Eleven practices are urging a judge in a Manhattan federal court to prohibit an insurance middleman from changing how they get paid for Medicare and Medicaid patients.
DentaQuest, a third-party insurance provider based in Massachusetts, threatened to switch the practices’ payment model by April 1, a move the practices say could shutter some of them and erode dental care for more than 100,000 patients, according to a request for a temporary restraining order filed by the clinics. U.S. District Judge Mary Kay Vyskocil granted the clinics’ request to delay the reimbursement change on Wednesday, pushing off the move until the court holds a hearing on April 8.
But if those changes come to fruition they could still be detrimental for the clinics, they say. If DentaQuest adjusts their rates, the practices will be “excluded from the networks of virtually every New York state health plan for no valid reason and the majority of the practices will be immediately closed,” the legal filing said.
Shuttering dental practices that accept low-income patients could exacerbate existing barriers to dental care, the practices say.
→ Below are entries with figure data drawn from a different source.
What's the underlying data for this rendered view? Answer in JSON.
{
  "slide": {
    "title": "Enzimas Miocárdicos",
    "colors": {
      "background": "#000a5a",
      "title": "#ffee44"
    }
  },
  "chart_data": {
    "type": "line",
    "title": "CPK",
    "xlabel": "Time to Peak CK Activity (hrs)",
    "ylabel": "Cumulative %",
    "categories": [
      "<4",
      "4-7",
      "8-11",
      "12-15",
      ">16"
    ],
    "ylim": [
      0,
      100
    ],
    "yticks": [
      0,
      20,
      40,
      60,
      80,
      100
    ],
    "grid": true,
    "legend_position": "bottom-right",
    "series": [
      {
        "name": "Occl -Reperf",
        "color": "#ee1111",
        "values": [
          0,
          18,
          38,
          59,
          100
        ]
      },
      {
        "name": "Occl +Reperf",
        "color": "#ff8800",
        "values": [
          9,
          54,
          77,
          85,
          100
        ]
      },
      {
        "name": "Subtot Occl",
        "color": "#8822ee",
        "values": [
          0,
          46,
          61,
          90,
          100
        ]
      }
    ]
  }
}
One in six New Yorkers who needed dental care in the past year could not get it, in part because of the small number of practices that accept Medicaid, according to a survey released last year by SUNY Albany’s Center for Healthcare Workforce Studies.
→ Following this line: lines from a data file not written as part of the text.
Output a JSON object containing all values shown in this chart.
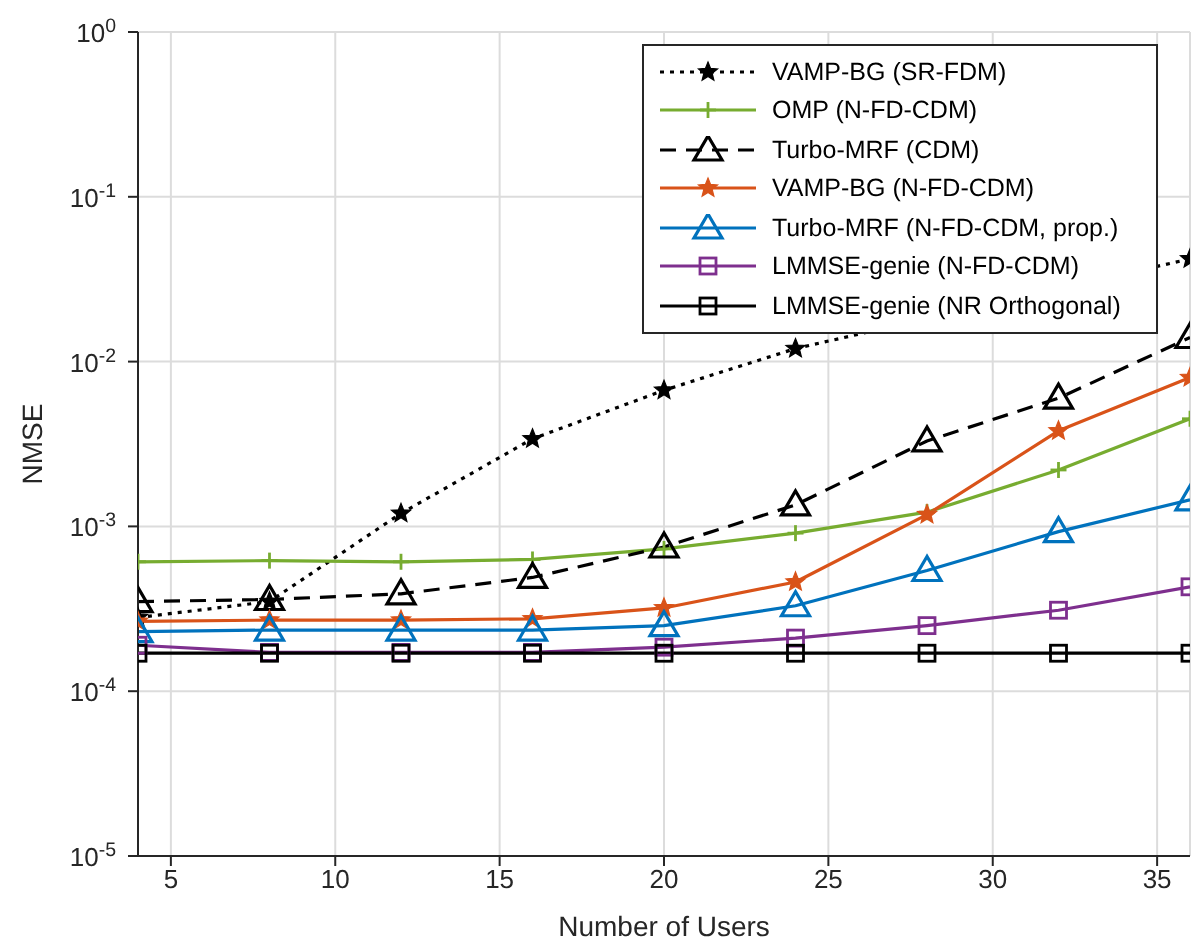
{
  "chart_data": {
    "type": "line",
    "xlabel": "Number of Users",
    "ylabel": "NMSE",
    "x": [
      4,
      8,
      12,
      16,
      20,
      24,
      28,
      32,
      36
    ],
    "xlim": [
      4,
      36
    ],
    "xticks": [
      5,
      10,
      15,
      20,
      25,
      30,
      35
    ],
    "log": true,
    "ylim": [
      1e-05,
      1
    ],
    "yticks": [
      {
        "value": 1e-05,
        "label": "10$^{-5}$"
      },
      {
        "value": 0.0001,
        "label": "10$^{-4}$"
      },
      {
        "value": 0.001,
        "label": "10$^{-3}$"
      },
      {
        "value": 0.01,
        "label": "10$^{-2}$"
      },
      {
        "value": 0.1,
        "label": "10$^{-1}$"
      },
      {
        "value": 1,
        "label": "10$^{0}$"
      }
    ],
    "grid": true,
    "legend": "top right",
    "series": [
      {
        "name": "VAMP-BG (SR-FDM)",
        "color": "#000000",
        "marker": "star",
        "line_style": "dotted",
        "values": [
          0.00028,
          0.00035,
          0.0012,
          0.0034,
          0.0067,
          0.012,
          null,
          null,
          0.042
        ]
      },
      {
        "name": "OMP (N-FD-CDM)",
        "color": "#77ac30",
        "marker": "cross",
        "line_style": "solid",
        "values": [
          0.00061,
          0.00062,
          0.00061,
          0.00063,
          0.00073,
          0.00091,
          0.00122,
          0.0022,
          0.0045
        ]
      },
      {
        "name": "Turbo-MRF (CDM)",
        "color": "#000000",
        "marker": "triangle",
        "line_style": "dashed",
        "values": [
          0.00035,
          0.00036,
          0.00039,
          0.00049,
          0.00075,
          0.00135,
          0.0033,
          0.006,
          0.014
        ]
      },
      {
        "name": "VAMP-BG (N-FD-CDM)",
        "color": "#d95319",
        "marker": "star",
        "line_style": "solid",
        "values": [
          0.000265,
          0.00027,
          0.00027,
          0.000275,
          0.00032,
          0.00046,
          0.00118,
          0.0038,
          0.008
        ]
      },
      {
        "name": "Turbo-MRF (N-FD-CDM, prop.)",
        "color": "#0072bd",
        "marker": "triangle",
        "line_style": "solid",
        "values": [
          0.00023,
          0.000235,
          0.000235,
          0.000235,
          0.00025,
          0.00033,
          0.00054,
          0.00093,
          0.00145
        ]
      },
      {
        "name": "LMMSE-genie (N-FD-CDM)",
        "color": "#7e2f8e",
        "marker": "square",
        "line_style": "solid",
        "values": [
          0.00019,
          0.000172,
          0.000172,
          0.000172,
          0.000185,
          0.00021,
          0.00025,
          0.00031,
          0.00043
        ]
      },
      {
        "name": "LMMSE-genie (NR Orthogonal)",
        "color": "#000000",
        "marker": "square",
        "line_style": "solid",
        "values": [
          0.00017,
          0.00017,
          0.00017,
          0.00017,
          0.00017,
          0.00017,
          0.00017,
          0.00017,
          0.00017
        ]
      }
    ]
  }
}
A representative from DentaQuest did not respond to a request for comment by publication.
DentaQuest, an independent physician association, contracts with Medicare and Medicaid plans to coordinate oral care for their members. The eleven practices that filed the lawsuit against DentaQuest are in-network for health plans, including HealthFirst and Affinity, and DentaQuest refers patients to those clinics to receive services, legal filings say.
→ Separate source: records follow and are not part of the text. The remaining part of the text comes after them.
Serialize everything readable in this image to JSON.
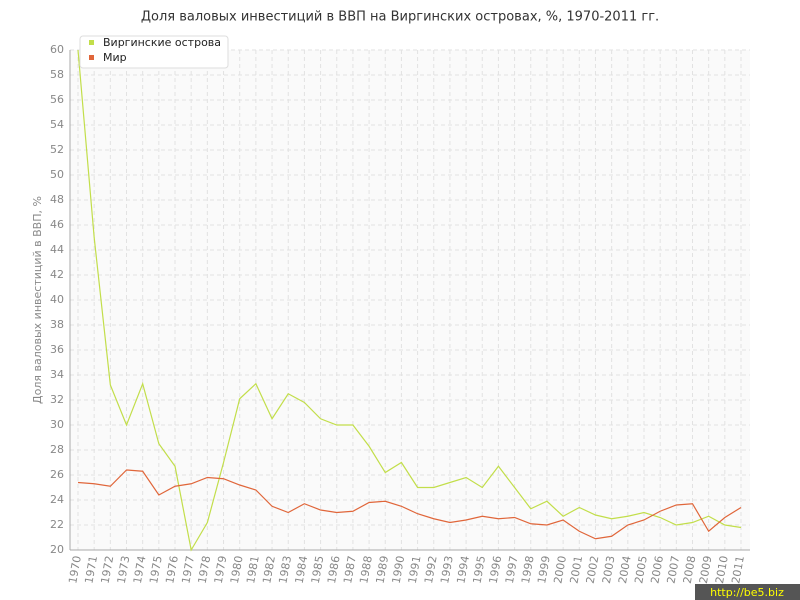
{
  "chart_data": {
    "type": "line",
    "title": "Доля валовых инвестиций в ВВП на Виргинских островах, %, 1970-2011 гг.",
    "ylabel": "Доля валовых инвестиций в ВВП, %",
    "watermark": "http://be5.biz",
    "categories": [
      "1970",
      "1971",
      "1972",
      "1973",
      "1974",
      "1975",
      "1976",
      "1977",
      "1978",
      "1979",
      "1980",
      "1981",
      "1982",
      "1983",
      "1984",
      "1985",
      "1986",
      "1987",
      "1988",
      "1989",
      "1990",
      "1991",
      "1992",
      "1993",
      "1994",
      "1995",
      "1996",
      "1997",
      "1998",
      "1999",
      "2000",
      "2001",
      "2002",
      "2003",
      "2004",
      "2005",
      "2006",
      "2007",
      "2008",
      "2009",
      "2010",
      "2011"
    ],
    "series": [
      {
        "name": "Виргинские острова",
        "color": "#c2de4a",
        "values": [
          60,
          45,
          33.2,
          30,
          33.3,
          28.5,
          26.7,
          20,
          22.2,
          27,
          32.1,
          33.3,
          30.5,
          32.5,
          31.8,
          30.5,
          30,
          30,
          28.3,
          26.2,
          27,
          25,
          25,
          25.4,
          25.8,
          25,
          26.7,
          25,
          23.3,
          23.9,
          22.7,
          23.4,
          22.8,
          22.5,
          22.7,
          23,
          22.6,
          22,
          22.2,
          22.7,
          22,
          21.8
        ]
      },
      {
        "name": "Мир",
        "color": "#e0663a",
        "values": [
          25.4,
          25.3,
          25.1,
          26.4,
          26.3,
          24.4,
          25.1,
          25.3,
          25.8,
          25.7,
          25.2,
          24.8,
          23.5,
          23,
          23.7,
          23.2,
          23,
          23.1,
          23.8,
          23.9,
          23.5,
          22.9,
          22.5,
          22.2,
          22.4,
          22.7,
          22.5,
          22.6,
          22.1,
          22,
          22.4,
          21.5,
          20.9,
          21.1,
          22,
          22.4,
          23.1,
          23.6,
          23.7,
          21.5,
          22.6,
          23.4
        ]
      }
    ],
    "ylim": [
      20,
      60
    ],
    "yticks": [
      20,
      22,
      24,
      26,
      28,
      30,
      32,
      34,
      36,
      38,
      40,
      42,
      44,
      46,
      48,
      50,
      52,
      54,
      56,
      58,
      60
    ],
    "grid": true,
    "legend": "top-left"
  }
}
Last year, DentaQuest informed the practices that it would be shifting its payment model for HealthFirst and Affinity patients to “fee-for-service,” meaning that the clinics would receive reimbursements for every individual service provided, according to the filings. The practices were previously reimbursed through a capitation model, receiving a monthly cash payment upfront for every health plan member, regardless of what services were rendered. The shift to a fee-for-service model – which the clinics say is a breach of their contract that extends through 2026 – would effectively cut their reimbursement rates and make it impossible to keep their doors open.
The practices are ultimately seeking to block the change. In the meantime, some have sent letters to patients informing them that they should seek alternative options for care. 42nd Street Dental Associates PC, a clinic based in Midtown, sent notices to patients informing them that they would close down on April 30, according to a copy of the letter reviewed by Crain’s.